Dernier événement en date : le patron des patrons a envoyé une nouvelle lettre à Benoît Hamon pour l'interpeller sur son plan pour créer un million d'emplois en France... un plan qui reprend un des slogans de Pierre Gattaz qui lui a souvent été reproché.

Dans cette missive que l'AFP s'est procurée, le patron des patrons y répète les conditions nécessaires, selon lui, pour créer des emplois en France : "des mesures de simplification d'un environnement devenu trop compliqué", "une politique résolue de baisse de la pression fiscale pesant sur les entreprises", et "une politique suivie et cohérente de confiance et de coopération avec les chefs d'entreprises".

Il y défend en particulier le Pacte de responsabilité, critiqué par le candidat socialiste, et appelle à la baisse des dépenses publiques, à l'inverse de ce que propose M. Hamon.

Mais le duel entre les deux hommes a débuté dimanche, lorsque Pierre Gattaz a estimé dans Le Parisien que M. Hamon était "dans un scénario destructeur pour l'économie française". "Voter Mélenchon, Le Pen, Hamon, c'est ruine, désespoir et désolation, pauvreté généralisée", a-t-il affirmé.

Réponse cinglante le lendemain : "M'associer au projet de Marine Le Pen c'est bien la preuve qu'il y a quelque chose de pourri à la tête du Medef", a fustigé M. Hamon, devant la presse, y voyant une "insulte" et réclamant des excuses.

Ce qui n'a pas empêché le numéro un du Medef, lors de sa conférence de presse mensuelle mardi, d'enfoncer le clou en qualifiant M. Hamon, la candidate FN Marine Le Pen et celui de la France insoumise Jean-Luc Mélenchon d'"apprentis sorciers de l'économie".

Dans une lettre, publiée dans les Echos, le candidat socialiste a alors accusé son interlocuteur de se "ridiculiser". Face aux critiques du président du Medef, fils d'Yvon Gattaz fondateur de l'entreprise Radiall, sur le revenu universel, il lui écrit :" Tout le monde n'a pas la chance d'hériter d'une entreprise".

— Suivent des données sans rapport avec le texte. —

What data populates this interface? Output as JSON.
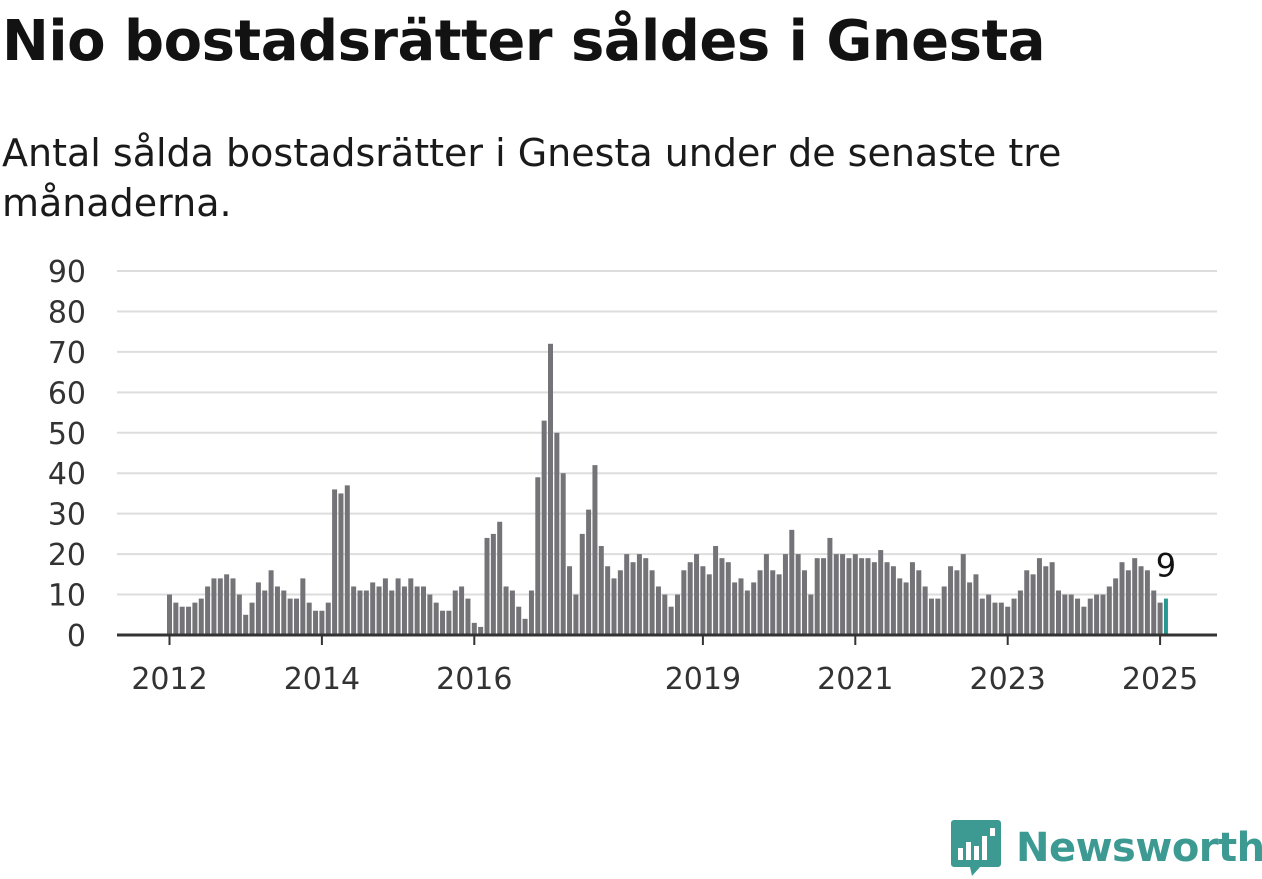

"C'est méconnaître les bienfaits du capitalisme familial qui s'ancre dans les territoires, maintient ses usines en France (pour ma part j'en ai créé une 5e en France), tout en se développant à l'international, continue à embaucher en France et associe ses salariés à la performance de l'entreprise", lui a alors rétorqué dans un autre courrier M. Gattaz.

"Il est inadmissible que le patronat entre dans le débat de cette manière-là", a déclaré jeudi matin sur Sud Radio, M. Hamon, estimant par ailleurs que M. Gattaz défendait "très bien les chefs d'entreprises des grandes entreprises mais assez mal l'entreprise française".